That's kind of a big part of the argument against the existence of employment and wage labor.

Also, Ayn Rand isn't an anarchist, even from the perspective of an-caps and market anarchists.

But, for an honest answer to the question: I do think it's possible (or probable) that there would be a variety of approaches for sharing and creation of resources in some hypothetical anarchist future - just none that reproduce existing forms of property ownership and alienated labor, ideally.
answered May 3, 2014 by Rice Boy (10,100 points)
Thanks for clarifying ur def of property
" I was actually asking to see if people agreed with me that different economic systems could co exist in the same area"

"in the same area" is not the same as "in an anarchist society". but for now i will assume you mean both. because we are talking about an anarchist "society", the first question raised for me is: why would there be an economic system (let alone many) in an anarchist society? but then i have a rather anti-mass perspective, and economic systems kind of require a mass mentality. as does production/consumption that extends beyond the immediate needs (and desires, for whatever that distinction is worth) of the individuals involved. if i grow more tomatoes than i (and my clan) can use, what do i do with them? of course, whatever the fuck i want, including composting them for my next garden or throwing them at passers by. but if my neighbor wants/needs them, and i choose to interact with them at that level, i am totally open to either gifting or bartering those tomatoes (depending on the nature of my relationship with said neighbor at the time). if i sometimes gift, and sometimes barter, with other individuals in my bioregion, what kind of economic system would that be? you might say it is 2 different systems. i would say it is no "system" at all, it is individuals choosing how to relate with each other and how to utilize what they want/need/have/create based solely on the context of that situation. an economic "system" does not (to my understanding) allow for that kind of fluidity and flexibility, let alone autonomy. i could be wrong, as i have no formal background in economics.

so perhaps my issue is with the assumed need for economic system(s) in an anarchist world.

then again, it could just be my crack pipe again.
Sounds like parecon, thanks for the fresh perspective on "system" I guess what I meant was just that people would choose to partake in whatever "system" they wanted and you would end up with a mosh of different people exchanging different goods in different ways from one day to the next.
not sure what sounds like parecon, but i have no affinity whatsoever with that model. i remember looking at that probably 15 years ago, when michael albert and his cohorts on the left were describing it.

maybe i am just getting caught up on the word "system", which i have issues with in the context of describing my desired world.

SYSTEM (meriam-webster):

1. a regularly interacting or interdependent group of items forming a unified whole

2. an organized set of doctrines, ideas, or principles usually intended to explain the arrangement or working of a systematic whole

3. an organized or established procedure

(4. harmonious arrangement or pattern -- ignored as irrelevant)

5. an organized society or social situation regarded as stultifying or oppressive
" it is individuals choosing how to relate with each other and how to utilize what they want/need/have/create based solely on the context of that situation." That's what sounded like a pare on to me.

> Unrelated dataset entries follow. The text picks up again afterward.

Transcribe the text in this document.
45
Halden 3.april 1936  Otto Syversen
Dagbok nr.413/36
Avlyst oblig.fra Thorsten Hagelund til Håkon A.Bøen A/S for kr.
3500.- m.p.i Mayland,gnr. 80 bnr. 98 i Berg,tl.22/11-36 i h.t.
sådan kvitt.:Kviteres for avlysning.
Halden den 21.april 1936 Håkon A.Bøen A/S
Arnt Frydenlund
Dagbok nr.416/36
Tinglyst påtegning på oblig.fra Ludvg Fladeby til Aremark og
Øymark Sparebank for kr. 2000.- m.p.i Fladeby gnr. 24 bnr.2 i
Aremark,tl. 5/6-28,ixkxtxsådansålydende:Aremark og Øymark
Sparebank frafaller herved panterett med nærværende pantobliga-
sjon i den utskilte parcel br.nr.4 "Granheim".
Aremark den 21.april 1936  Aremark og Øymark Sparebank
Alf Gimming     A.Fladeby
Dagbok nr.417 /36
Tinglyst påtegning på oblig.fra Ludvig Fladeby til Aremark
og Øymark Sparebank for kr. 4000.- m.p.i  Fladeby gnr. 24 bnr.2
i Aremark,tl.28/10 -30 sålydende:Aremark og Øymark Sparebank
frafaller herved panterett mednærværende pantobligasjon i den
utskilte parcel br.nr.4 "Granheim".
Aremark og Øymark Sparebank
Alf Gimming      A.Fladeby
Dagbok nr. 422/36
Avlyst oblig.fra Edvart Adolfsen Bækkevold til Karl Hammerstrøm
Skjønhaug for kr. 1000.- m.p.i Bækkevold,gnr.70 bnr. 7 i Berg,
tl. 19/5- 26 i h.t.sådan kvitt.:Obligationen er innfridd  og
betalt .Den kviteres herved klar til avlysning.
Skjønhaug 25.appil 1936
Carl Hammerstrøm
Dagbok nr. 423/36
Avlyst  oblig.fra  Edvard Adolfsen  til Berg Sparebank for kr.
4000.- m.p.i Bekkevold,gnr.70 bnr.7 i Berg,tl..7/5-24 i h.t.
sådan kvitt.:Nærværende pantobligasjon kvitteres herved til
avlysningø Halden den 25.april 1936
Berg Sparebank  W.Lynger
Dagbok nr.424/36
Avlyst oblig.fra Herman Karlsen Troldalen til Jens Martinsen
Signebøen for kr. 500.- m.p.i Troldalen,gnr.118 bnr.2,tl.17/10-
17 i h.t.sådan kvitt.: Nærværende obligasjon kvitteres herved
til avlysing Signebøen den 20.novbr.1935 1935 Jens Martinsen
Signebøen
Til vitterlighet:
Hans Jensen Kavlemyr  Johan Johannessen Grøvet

One is the definition I was thinking of. I don't really worry to much about words like "right" "property" or "system" I side with Crimethinc on words meaning different things or adapting the words to communicate ideas, mostly for lack of better terms personally. Words constantly change meanings, keeping them the same always sounds like a #2 system.
0 votes
Of course. To me the whole idea of anarchism is not to tell other people how to live their lives. Enforcing a single economic system sounds very hard to achieve with this premise, don't you think?

"If wealth accumulates because of the individualism so what? The only people they could oppress are employees right?"
No, they also can oppress other people. They hog resources that then are not usable to other people, which is quite a big problem. It is even more of a problem when they can use their power over other people to ensure their control of those resources over a longer time or to acquire more of them.